Pays de la Loire
L'intelligence artificielle débarque dans les entreprises des Pays de la Loire
Enquête Pays de la Loire # Informatique # Stratégie

L'intelligence artificielle débarque dans les entreprises des Pays de la Loire

S'abonner

Comme la robotisation ou l'informatique il y a quelques décennies, comme internet ou la réalité virtuelle plus récemment, l'intelligence artificielle intègre peu à peu les entreprises. Même si en réalité, elle y est déjà présente. C'est son ouverture au grand public et son accessibilité qui en fait un sujet d'actualité, et bon nombre d'entreprises des Pays de la Loire s'en emparent.

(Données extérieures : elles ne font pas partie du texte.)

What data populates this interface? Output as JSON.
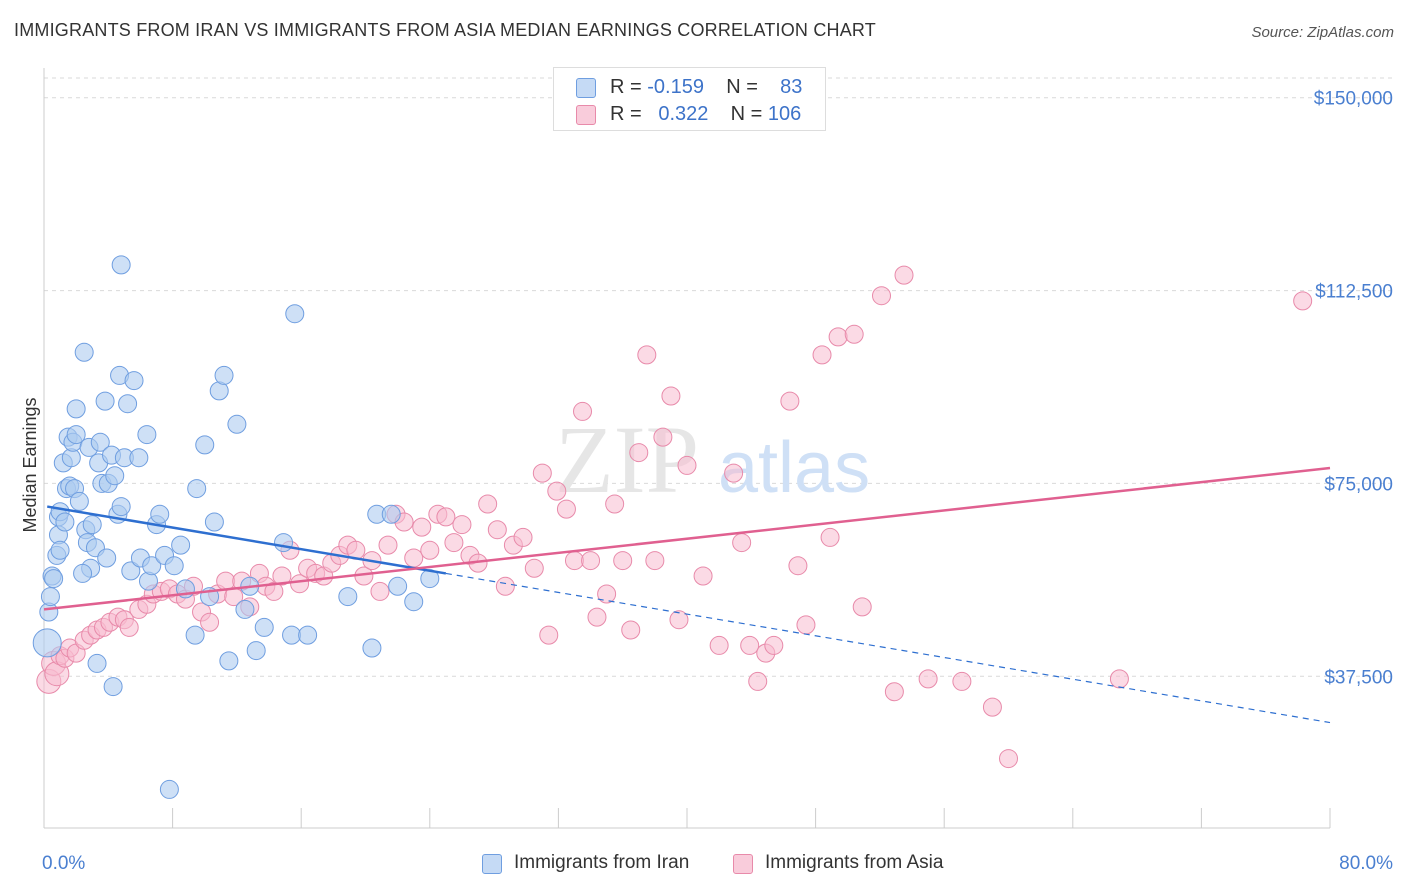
{
  "title": "IMMIGRANTS FROM IRAN VS IMMIGRANTS FROM ASIA MEDIAN EARNINGS CORRELATION CHART",
  "source": "Source: ZipAtlas.com",
  "watermark": {
    "zip": "ZIP",
    "atlas": "atlas"
  },
  "legend": {
    "iran": {
      "r_label": "R = ",
      "r_value": "-0.159",
      "n_label": "N = ",
      "n_value": "83"
    },
    "asia": {
      "r_label": "R = ",
      "r_value": "0.322",
      "n_label": "N = ",
      "n_value": "106"
    }
  },
  "bottom_legend": {
    "iran": "Immigrants from Iran",
    "asia": "Immigrants from Asia"
  },
  "colors": {
    "iran_fill": "#aecbf0",
    "iran_stroke": "#6f9ee0",
    "iran_line": "#2e6fd0",
    "asia_fill": "#f7bcd0",
    "asia_stroke": "#e88aaa",
    "asia_line": "#e06090",
    "tick_label": "#4a7fd0",
    "grid": "#d9d9d9"
  },
  "chart_data": {
    "type": "scatter",
    "title": "IMMIGRANTS FROM IRAN VS IMMIGRANTS FROM ASIA MEDIAN EARNINGS CORRELATION CHART",
    "xlabel": "",
    "ylabel": "Median Earnings",
    "xlim": [
      0,
      80
    ],
    "ylim": [
      8000,
      155000
    ],
    "x_tick_labels": [
      "0.0%",
      "80.0%"
    ],
    "y_ticks": [
      37500,
      75000,
      112500,
      150000
    ],
    "y_tick_labels": [
      "$37,500",
      "$75,000",
      "$112,500",
      "$150,000"
    ],
    "grid": true,
    "legend_position": "top-center",
    "series": [
      {
        "name": "Immigrants from Iran",
        "r": -0.159,
        "n": 83,
        "trend": {
          "x0": 0.2,
          "y0": 70500,
          "x_solid_end": 25,
          "y_solid_end": 57500,
          "x1": 80,
          "y1": 28500
        },
        "points": [
          [
            0.2,
            44000
          ],
          [
            0.3,
            50000
          ],
          [
            0.4,
            53000
          ],
          [
            0.5,
            57000
          ],
          [
            0.6,
            56500
          ],
          [
            0.8,
            61000
          ],
          [
            0.9,
            65000
          ],
          [
            0.9,
            68500
          ],
          [
            1.0,
            69500
          ],
          [
            1.0,
            62000
          ],
          [
            1.2,
            79000
          ],
          [
            1.4,
            74000
          ],
          [
            1.5,
            84000
          ],
          [
            1.6,
            74500
          ],
          [
            1.7,
            80000
          ],
          [
            1.8,
            83000
          ],
          [
            1.9,
            74000
          ],
          [
            2.0,
            84500
          ],
          [
            2.0,
            89500
          ],
          [
            2.2,
            71500
          ],
          [
            2.5,
            100500
          ],
          [
            2.6,
            66000
          ],
          [
            2.7,
            63500
          ],
          [
            2.8,
            82000
          ],
          [
            2.9,
            58500
          ],
          [
            3.0,
            67000
          ],
          [
            3.2,
            62500
          ],
          [
            3.4,
            79000
          ],
          [
            3.5,
            83000
          ],
          [
            3.6,
            75000
          ],
          [
            3.8,
            91000
          ],
          [
            3.9,
            60500
          ],
          [
            4.0,
            75000
          ],
          [
            4.2,
            80500
          ],
          [
            4.3,
            35500
          ],
          [
            4.4,
            76500
          ],
          [
            4.6,
            69000
          ],
          [
            4.7,
            96000
          ],
          [
            4.8,
            117500
          ],
          [
            4.8,
            70500
          ],
          [
            5.0,
            80000
          ],
          [
            5.2,
            90500
          ],
          [
            5.4,
            58000
          ],
          [
            5.6,
            95000
          ],
          [
            5.9,
            80000
          ],
          [
            6.0,
            60500
          ],
          [
            6.4,
            84500
          ],
          [
            6.5,
            56000
          ],
          [
            6.7,
            59000
          ],
          [
            7.0,
            67000
          ],
          [
            7.2,
            69000
          ],
          [
            7.5,
            61000
          ],
          [
            7.8,
            15500
          ],
          [
            8.1,
            59000
          ],
          [
            8.5,
            63000
          ],
          [
            8.8,
            54500
          ],
          [
            9.4,
            45500
          ],
          [
            9.5,
            74000
          ],
          [
            10.0,
            82500
          ],
          [
            10.3,
            53000
          ],
          [
            10.6,
            67500
          ],
          [
            10.9,
            93000
          ],
          [
            11.2,
            96000
          ],
          [
            11.5,
            40500
          ],
          [
            12.0,
            86500
          ],
          [
            12.5,
            50500
          ],
          [
            12.8,
            55000
          ],
          [
            13.2,
            42500
          ],
          [
            13.7,
            47000
          ],
          [
            14.9,
            63500
          ],
          [
            15.4,
            45500
          ],
          [
            15.6,
            108000
          ],
          [
            16.4,
            45500
          ],
          [
            18.9,
            53000
          ],
          [
            20.4,
            43000
          ],
          [
            20.7,
            69000
          ],
          [
            21.6,
            69000
          ],
          [
            22.0,
            55000
          ],
          [
            23.0,
            52000
          ],
          [
            24.0,
            56500
          ],
          [
            3.3,
            40000
          ],
          [
            2.4,
            57500
          ],
          [
            1.3,
            67500
          ]
        ]
      },
      {
        "name": "Immigrants from Asia",
        "r": 0.322,
        "n": 106,
        "trend": {
          "x0": 0,
          "y0": 50500,
          "x1": 80,
          "y1": 78000
        },
        "points": [
          [
            0.3,
            36500
          ],
          [
            0.6,
            40000
          ],
          [
            0.8,
            38000
          ],
          [
            1.0,
            41500
          ],
          [
            1.3,
            41000
          ],
          [
            1.6,
            43000
          ],
          [
            2.0,
            42000
          ],
          [
            2.5,
            44500
          ],
          [
            2.9,
            45500
          ],
          [
            3.3,
            46500
          ],
          [
            3.7,
            47000
          ],
          [
            4.1,
            48000
          ],
          [
            4.6,
            49000
          ],
          [
            5.0,
            48500
          ],
          [
            5.3,
            47000
          ],
          [
            5.9,
            50500
          ],
          [
            6.4,
            51500
          ],
          [
            6.8,
            53500
          ],
          [
            7.3,
            54000
          ],
          [
            7.8,
            54500
          ],
          [
            8.3,
            53500
          ],
          [
            8.8,
            52500
          ],
          [
            9.3,
            55000
          ],
          [
            9.8,
            50000
          ],
          [
            10.3,
            48000
          ],
          [
            10.8,
            53500
          ],
          [
            11.3,
            56000
          ],
          [
            11.8,
            53000
          ],
          [
            12.3,
            56000
          ],
          [
            12.8,
            51000
          ],
          [
            13.4,
            57500
          ],
          [
            13.8,
            55000
          ],
          [
            14.3,
            54000
          ],
          [
            14.8,
            57000
          ],
          [
            15.3,
            62000
          ],
          [
            15.9,
            55500
          ],
          [
            16.4,
            58500
          ],
          [
            16.9,
            57500
          ],
          [
            17.4,
            57000
          ],
          [
            17.9,
            59500
          ],
          [
            18.4,
            61000
          ],
          [
            18.9,
            63000
          ],
          [
            19.4,
            62000
          ],
          [
            19.9,
            57000
          ],
          [
            20.4,
            60000
          ],
          [
            20.9,
            54000
          ],
          [
            21.4,
            63000
          ],
          [
            21.9,
            69000
          ],
          [
            22.4,
            67500
          ],
          [
            23.0,
            60500
          ],
          [
            23.5,
            66500
          ],
          [
            24.0,
            62000
          ],
          [
            24.5,
            69000
          ],
          [
            25.0,
            68500
          ],
          [
            25.5,
            63500
          ],
          [
            26.0,
            67000
          ],
          [
            26.5,
            61000
          ],
          [
            27.0,
            59500
          ],
          [
            27.6,
            71000
          ],
          [
            28.2,
            66000
          ],
          [
            28.7,
            55000
          ],
          [
            29.2,
            63000
          ],
          [
            29.8,
            64500
          ],
          [
            30.5,
            58500
          ],
          [
            31.0,
            77000
          ],
          [
            31.4,
            45500
          ],
          [
            31.9,
            73500
          ],
          [
            32.5,
            70000
          ],
          [
            33.0,
            60000
          ],
          [
            33.5,
            89000
          ],
          [
            34.0,
            60000
          ],
          [
            34.4,
            49000
          ],
          [
            35.0,
            53500
          ],
          [
            35.5,
            71000
          ],
          [
            36.0,
            60000
          ],
          [
            36.5,
            46500
          ],
          [
            37.0,
            81000
          ],
          [
            37.5,
            100000
          ],
          [
            38.0,
            60000
          ],
          [
            38.5,
            84000
          ],
          [
            39.0,
            92000
          ],
          [
            39.5,
            48500
          ],
          [
            40.0,
            78500
          ],
          [
            41.0,
            57000
          ],
          [
            42.0,
            43500
          ],
          [
            42.9,
            77000
          ],
          [
            43.4,
            63500
          ],
          [
            43.9,
            43500
          ],
          [
            44.4,
            36500
          ],
          [
            44.9,
            42000
          ],
          [
            45.4,
            43500
          ],
          [
            46.4,
            91000
          ],
          [
            46.9,
            59000
          ],
          [
            47.4,
            47500
          ],
          [
            48.4,
            100000
          ],
          [
            48.9,
            64500
          ],
          [
            49.4,
            103500
          ],
          [
            50.4,
            104000
          ],
          [
            50.9,
            51000
          ],
          [
            52.1,
            111500
          ],
          [
            52.9,
            34500
          ],
          [
            53.5,
            115500
          ],
          [
            55.0,
            37000
          ],
          [
            57.1,
            36500
          ],
          [
            59.0,
            31500
          ],
          [
            60.0,
            21500
          ],
          [
            66.9,
            37000
          ],
          [
            78.3,
            110500
          ]
        ]
      }
    ]
  }
}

Jean-Charles Rongère est l'un des trois cofondateurs et dirigeants de Cross Data, à Angers, qui développe des solutions utilisant l'IA pour les entreprises — Photo : Cross Data

Tout en l'ignorant parfois, nous utilisons tous directement ou indirectement l’intelligence artificielle. Il y a bien longtemps en effet, plus de soixante-dix ans, que l'IA est apparue… Mais aujourd’hui, elle est plus visible, se démocratise et ses usages se multiplient, intégrant de plus en plus le monde du travail et des entreprises. Dans les Pays de la Loire comme ailleurs, certaines d’entre elles s’en sont déjà emparé, d’autres y réfléchissent. Toutes ou presque s’interrogent sur ce qu'elle pourrait bien leur apporter.

Une récente démocratisation

"Le premier neurone artificiel a été créé en 1957, rappelle Jean-Charles Rongère, dirigeant associé de la société Cross Data, créée en 2019 à Angers, qui accompagne les entreprises dans la gestion des données et l’utilisation de l’intelligence artificielle. Les bases de l’IA ont été présentées pour la première fois lors d’une conférence en 1951."

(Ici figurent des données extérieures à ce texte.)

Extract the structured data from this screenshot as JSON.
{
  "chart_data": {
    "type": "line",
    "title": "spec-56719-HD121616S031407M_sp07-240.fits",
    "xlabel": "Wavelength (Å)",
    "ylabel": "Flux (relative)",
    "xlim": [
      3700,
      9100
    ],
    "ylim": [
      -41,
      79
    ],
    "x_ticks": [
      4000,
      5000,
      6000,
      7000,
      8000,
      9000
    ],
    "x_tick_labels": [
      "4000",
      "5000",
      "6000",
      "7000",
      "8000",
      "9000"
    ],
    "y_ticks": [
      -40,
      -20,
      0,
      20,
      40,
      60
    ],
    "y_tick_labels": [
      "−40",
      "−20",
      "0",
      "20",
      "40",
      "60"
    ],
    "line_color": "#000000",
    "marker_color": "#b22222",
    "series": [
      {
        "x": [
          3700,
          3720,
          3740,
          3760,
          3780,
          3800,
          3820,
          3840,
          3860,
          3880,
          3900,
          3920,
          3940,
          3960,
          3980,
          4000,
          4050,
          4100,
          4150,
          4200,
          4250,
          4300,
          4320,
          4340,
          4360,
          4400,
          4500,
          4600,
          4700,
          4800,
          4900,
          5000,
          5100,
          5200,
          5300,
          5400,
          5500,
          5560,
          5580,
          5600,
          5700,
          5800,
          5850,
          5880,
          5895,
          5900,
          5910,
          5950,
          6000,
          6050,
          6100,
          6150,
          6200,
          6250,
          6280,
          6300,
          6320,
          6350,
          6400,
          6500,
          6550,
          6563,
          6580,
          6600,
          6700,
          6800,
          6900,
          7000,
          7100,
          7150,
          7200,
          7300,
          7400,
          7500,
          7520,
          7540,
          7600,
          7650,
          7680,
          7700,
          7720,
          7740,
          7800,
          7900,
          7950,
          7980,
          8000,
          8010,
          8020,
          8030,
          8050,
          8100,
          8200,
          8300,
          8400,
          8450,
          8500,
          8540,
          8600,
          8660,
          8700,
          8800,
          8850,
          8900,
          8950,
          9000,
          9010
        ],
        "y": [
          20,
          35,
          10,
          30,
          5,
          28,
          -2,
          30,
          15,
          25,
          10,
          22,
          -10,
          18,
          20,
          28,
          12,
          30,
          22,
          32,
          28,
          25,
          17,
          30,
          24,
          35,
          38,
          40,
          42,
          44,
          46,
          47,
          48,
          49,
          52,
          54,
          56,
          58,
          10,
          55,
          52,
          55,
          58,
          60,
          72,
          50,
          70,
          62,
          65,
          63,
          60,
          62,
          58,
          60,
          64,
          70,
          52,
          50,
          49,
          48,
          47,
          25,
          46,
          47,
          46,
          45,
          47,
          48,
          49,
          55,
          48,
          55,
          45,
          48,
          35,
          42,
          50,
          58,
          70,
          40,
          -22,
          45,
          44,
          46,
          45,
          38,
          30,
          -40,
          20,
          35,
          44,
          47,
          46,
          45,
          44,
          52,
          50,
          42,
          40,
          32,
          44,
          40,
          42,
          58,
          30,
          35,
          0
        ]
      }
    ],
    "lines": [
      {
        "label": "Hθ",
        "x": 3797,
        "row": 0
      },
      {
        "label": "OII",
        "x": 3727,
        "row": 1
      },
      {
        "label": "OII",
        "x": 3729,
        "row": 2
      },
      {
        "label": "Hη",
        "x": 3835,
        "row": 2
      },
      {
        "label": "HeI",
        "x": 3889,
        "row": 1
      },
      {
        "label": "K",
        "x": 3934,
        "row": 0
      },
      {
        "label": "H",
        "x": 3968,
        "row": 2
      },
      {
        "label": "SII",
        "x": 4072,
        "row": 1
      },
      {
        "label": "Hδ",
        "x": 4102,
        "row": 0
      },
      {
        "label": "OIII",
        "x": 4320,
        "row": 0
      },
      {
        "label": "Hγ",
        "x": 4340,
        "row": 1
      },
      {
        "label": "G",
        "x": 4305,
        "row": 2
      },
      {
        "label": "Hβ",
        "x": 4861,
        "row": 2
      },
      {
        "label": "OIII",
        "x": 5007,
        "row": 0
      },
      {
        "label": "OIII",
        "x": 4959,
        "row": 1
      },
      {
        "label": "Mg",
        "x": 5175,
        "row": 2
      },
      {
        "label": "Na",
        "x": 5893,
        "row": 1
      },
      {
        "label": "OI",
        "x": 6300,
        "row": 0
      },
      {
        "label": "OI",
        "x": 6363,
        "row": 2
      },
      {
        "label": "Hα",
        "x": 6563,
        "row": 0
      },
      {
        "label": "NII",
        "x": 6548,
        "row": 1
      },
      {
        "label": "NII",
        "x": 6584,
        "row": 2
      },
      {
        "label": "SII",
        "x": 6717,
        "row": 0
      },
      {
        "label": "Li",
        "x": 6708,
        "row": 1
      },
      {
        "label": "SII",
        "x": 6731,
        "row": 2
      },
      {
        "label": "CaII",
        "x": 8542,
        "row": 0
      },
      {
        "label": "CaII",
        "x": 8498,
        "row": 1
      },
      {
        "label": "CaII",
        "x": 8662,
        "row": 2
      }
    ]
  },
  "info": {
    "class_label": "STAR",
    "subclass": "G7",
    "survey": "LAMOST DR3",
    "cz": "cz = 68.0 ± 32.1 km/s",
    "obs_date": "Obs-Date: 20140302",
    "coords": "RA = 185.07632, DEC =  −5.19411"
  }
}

En réalité, la démocratisation récente de l’IA générative, qui permet de générer des images et des textes, rend l'intelligence artificielle plus proche de chacun de nous. "L’IA est déjà là depuis longtemps dans nos vies", confirme Clément Guillon, fondateur de la société nantaise Verteego, qui se définit comme un laboratoire de compétences dédiées aux usages de l’intelligence artificielle en entreprise et travaille principalement pour le secteur du commerce. Mais elle était à la portée des experts, pas de monsieur et madame Tout le monde. "Avec ChatGPT notamment, poursuit le vice-président de l’association Naonedia, qui fédère 110 acteurs (chercheurs, académiques, entrepreneurs, particuliers...) de l’IA de la région nantaise, elle s’est démocratisée et elle est désormais à la portée de toutes et tous." À la portée de tous, mais pour quel usage ?

De nombreuses applications

En simulant l’intelligence de l’être humain, l’IA permet de l’assister pour un certain nombre de fonctions, de gagner en efficacité, en rapidité. Elle peut être vue alors comme ce que l’on nomme une "aide à la décision". Elle ne doit pas aller plus loin pour Pierrick Besnard, dirigeant de Datatim à Laval (Mayenne), qui propose des formations ou encore un accompagnement régulier dans la gestion d'une entreprise : "Il ne faut pas externaliser les prises de décision. Une prise de décision doit venir de l'homme."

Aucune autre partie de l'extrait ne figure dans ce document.